There’s been a lot of posts here about folks who upgrade to Windows 11 and have poor network performance when using VPN clients such as Cisco AnyConnect. If you are experiencing this, look at the Windows Update preview KB5028245.
There has been a long-standing code defect in Windows 11 that results in poor network connectivity on some certain network types, including Eero mesh (non-guest) networks. This fixes the problem.
To quote:
“This update addresses an issue that affects virtual private networks (VPN). There might be excessive Address Resolution Protocol (ARP) requests to the network gateway. This occurs when the VPN is on a wireless mesh network that uses an aggressive throttling algorithm. Because of this, network performance is poor.”
Thank you for posting this. I have been having this exact problem with my work VPN on my Win11 laptop when working from home (connected to eero 6+). I’m downloading this update now to give it a try.
What symptoms were you seeing? Was it just low speeds, or was it latency and disconnects? I’ve got the update pending right now, I would like to do before and after testing.
You’re welcome, I’d love to hear your results. I’m also curious what VPN your work uses, if you can share.
I’ve been working on this since late last year (a MS customer who pushed hard to get it understood and then fixed), and now that the patch is coming out from MS on it I wanted to spread the word as it’s been affecting quite a few folks apparently.
The main thing users notice is outbound traffic fails for a moment, so things like a Teams call will have outbound audio and video problems while inbound seems fine. VPN tunnels may drop as the heartbeat fails, and overall performance issues.
This happens because the client loses the arp table entry for the default gateway. You can see this if you have arp -a running every second or so while the problem happens, the default GW entry will be missing.
And THIS happens in Eero networks because Windows ARPs for the GW over and over, the Eero stops responding for a moment (throttling) because the rate of ARP requests is too high, resulting in the client having no L2 path to the GW.
You can see the rapid ARPing in a network capture.
(Note, this is all on the physical NIC, not the virtual/VPN one. And also, this doesn’t happen on Eero guest networks because the guest isn’t a mesh and thus isn’t subject to the rate limiting mentioned above.)
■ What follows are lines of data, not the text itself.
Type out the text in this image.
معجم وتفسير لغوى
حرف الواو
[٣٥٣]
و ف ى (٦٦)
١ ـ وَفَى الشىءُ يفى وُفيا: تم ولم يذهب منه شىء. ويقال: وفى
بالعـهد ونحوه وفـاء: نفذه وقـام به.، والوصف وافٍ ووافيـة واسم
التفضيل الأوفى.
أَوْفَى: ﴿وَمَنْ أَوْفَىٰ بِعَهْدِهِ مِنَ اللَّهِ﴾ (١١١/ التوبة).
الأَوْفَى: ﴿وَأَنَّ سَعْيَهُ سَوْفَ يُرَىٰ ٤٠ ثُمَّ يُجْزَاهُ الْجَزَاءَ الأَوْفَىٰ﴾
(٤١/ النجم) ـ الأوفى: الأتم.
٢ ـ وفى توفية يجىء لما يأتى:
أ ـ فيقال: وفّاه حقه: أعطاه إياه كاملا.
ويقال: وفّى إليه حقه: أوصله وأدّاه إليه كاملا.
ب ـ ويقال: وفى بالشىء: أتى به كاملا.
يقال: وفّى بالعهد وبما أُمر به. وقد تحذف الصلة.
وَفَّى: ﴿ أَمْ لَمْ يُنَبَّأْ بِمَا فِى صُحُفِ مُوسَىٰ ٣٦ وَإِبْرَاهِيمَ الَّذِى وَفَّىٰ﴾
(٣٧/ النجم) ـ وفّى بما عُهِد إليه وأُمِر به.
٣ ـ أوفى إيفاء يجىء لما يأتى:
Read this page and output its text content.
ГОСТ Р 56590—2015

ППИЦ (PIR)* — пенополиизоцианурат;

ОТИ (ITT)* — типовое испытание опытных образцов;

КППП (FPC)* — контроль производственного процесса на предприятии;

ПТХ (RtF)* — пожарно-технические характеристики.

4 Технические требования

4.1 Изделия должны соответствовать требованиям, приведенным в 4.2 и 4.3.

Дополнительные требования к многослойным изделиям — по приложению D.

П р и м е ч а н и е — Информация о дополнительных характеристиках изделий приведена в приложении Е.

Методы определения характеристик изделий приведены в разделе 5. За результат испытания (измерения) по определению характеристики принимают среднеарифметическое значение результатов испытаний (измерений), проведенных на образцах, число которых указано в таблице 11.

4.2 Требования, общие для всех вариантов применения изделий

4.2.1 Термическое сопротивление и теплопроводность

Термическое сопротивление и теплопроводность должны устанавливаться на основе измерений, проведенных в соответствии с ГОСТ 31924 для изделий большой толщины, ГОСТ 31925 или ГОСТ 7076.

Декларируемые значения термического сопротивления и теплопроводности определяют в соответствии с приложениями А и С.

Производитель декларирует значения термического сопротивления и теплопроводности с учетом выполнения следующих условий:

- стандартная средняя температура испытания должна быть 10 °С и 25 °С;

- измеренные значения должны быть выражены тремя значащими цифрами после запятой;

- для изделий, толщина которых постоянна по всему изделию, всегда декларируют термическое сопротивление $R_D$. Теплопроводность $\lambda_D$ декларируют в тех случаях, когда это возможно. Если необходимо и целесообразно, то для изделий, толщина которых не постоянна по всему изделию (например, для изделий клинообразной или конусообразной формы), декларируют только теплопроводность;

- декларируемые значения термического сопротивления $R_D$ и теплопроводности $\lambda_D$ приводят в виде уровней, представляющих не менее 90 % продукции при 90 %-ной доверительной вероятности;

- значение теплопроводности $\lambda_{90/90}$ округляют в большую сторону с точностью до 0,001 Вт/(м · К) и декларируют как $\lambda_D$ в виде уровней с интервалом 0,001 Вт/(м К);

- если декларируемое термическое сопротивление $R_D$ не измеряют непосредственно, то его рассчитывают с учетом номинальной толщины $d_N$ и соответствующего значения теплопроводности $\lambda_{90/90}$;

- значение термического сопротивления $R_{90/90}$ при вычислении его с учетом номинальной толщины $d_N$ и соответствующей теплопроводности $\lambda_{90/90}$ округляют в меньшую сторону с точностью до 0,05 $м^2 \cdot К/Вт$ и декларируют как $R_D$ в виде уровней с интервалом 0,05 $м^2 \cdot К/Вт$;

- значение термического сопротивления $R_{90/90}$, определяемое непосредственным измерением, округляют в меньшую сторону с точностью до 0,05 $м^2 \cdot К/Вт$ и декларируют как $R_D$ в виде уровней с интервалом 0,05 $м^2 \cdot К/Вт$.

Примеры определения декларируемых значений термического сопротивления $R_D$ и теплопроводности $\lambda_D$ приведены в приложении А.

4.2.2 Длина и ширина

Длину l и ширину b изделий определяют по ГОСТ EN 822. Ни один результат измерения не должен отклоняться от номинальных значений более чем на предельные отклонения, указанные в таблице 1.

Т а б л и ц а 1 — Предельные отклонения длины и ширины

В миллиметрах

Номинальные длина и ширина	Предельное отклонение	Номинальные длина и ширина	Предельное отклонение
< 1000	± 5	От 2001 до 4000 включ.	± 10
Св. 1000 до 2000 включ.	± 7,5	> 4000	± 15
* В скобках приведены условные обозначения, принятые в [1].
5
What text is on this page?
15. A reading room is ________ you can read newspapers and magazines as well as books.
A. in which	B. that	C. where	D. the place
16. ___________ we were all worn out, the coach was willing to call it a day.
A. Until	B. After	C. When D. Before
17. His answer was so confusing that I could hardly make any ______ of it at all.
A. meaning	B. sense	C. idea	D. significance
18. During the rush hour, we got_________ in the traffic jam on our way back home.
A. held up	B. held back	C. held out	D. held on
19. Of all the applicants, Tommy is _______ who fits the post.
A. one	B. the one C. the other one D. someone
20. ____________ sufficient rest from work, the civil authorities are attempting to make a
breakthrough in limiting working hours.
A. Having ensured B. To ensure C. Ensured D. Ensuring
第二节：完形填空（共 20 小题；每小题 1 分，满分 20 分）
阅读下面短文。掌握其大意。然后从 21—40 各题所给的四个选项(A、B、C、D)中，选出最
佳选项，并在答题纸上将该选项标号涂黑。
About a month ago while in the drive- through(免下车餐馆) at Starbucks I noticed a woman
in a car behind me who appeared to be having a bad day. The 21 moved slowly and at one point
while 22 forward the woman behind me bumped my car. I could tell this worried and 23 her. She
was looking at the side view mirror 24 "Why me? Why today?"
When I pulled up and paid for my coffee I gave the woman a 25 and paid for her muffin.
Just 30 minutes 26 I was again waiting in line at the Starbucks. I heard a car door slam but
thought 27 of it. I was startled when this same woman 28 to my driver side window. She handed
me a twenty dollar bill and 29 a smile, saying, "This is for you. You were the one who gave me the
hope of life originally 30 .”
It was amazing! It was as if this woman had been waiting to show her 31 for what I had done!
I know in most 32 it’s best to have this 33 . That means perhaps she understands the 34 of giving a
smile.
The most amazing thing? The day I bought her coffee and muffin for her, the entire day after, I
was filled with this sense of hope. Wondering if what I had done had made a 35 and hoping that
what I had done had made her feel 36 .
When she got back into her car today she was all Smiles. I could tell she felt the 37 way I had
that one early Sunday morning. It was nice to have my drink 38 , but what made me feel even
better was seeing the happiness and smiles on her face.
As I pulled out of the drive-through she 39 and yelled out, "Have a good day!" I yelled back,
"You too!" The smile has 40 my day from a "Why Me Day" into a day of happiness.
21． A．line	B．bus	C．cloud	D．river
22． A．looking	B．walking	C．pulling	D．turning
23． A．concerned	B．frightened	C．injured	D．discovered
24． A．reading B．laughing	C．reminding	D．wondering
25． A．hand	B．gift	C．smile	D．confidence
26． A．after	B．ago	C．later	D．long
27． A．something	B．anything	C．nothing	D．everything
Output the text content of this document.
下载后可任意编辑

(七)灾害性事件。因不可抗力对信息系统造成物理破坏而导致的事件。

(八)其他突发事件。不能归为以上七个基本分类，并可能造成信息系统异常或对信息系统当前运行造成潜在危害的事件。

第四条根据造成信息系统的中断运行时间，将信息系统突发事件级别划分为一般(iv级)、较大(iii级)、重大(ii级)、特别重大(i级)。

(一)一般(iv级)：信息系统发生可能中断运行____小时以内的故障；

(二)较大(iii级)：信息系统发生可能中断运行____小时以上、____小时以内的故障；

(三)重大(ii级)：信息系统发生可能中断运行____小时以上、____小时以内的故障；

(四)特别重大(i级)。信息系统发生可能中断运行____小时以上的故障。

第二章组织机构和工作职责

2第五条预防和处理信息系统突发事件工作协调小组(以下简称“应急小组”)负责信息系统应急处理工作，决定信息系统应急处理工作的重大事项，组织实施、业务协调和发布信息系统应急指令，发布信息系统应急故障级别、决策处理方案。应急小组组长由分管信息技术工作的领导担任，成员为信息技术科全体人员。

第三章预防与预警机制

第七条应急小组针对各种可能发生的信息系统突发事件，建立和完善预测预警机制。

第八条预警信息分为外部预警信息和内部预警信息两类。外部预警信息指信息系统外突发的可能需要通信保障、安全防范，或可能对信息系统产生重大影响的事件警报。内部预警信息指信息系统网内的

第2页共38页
Been using it now for a few days. General performance does seem better - lower latency and lags. There is one problem that has not been completely solved yet… 1. I open Windows Explorer, go to a powerpoint file on our company server, and double-click to open it. 2. After the powerpoint file opens fully, I just scroll through a few slides and close it, not saving any changes. 3. At that point, the Windows Explorer window will freeze (lock-up with the hour glass showing) for something like 5 seconds. I wouldn’t expect it to lock-up at all, since I wasn’t saving any changes when I closed the powerpoint file. Overall, things seem better, but this one problem persists.
I looked in my VPN settings, and I cannot tell what VPN we are using. Is there a way to determine this as a User within Win11?
That’s a real hard question for me to answer. Normally the VPN client is something you run. Or that you’d see running or occasionally interact with. Can you see what programs are running?
That other problem… That’s so many layers above this it’s hard to say. Random pause of a file opened from a remote server. That’s (literally/unfortunately) like four layers up the stack from this.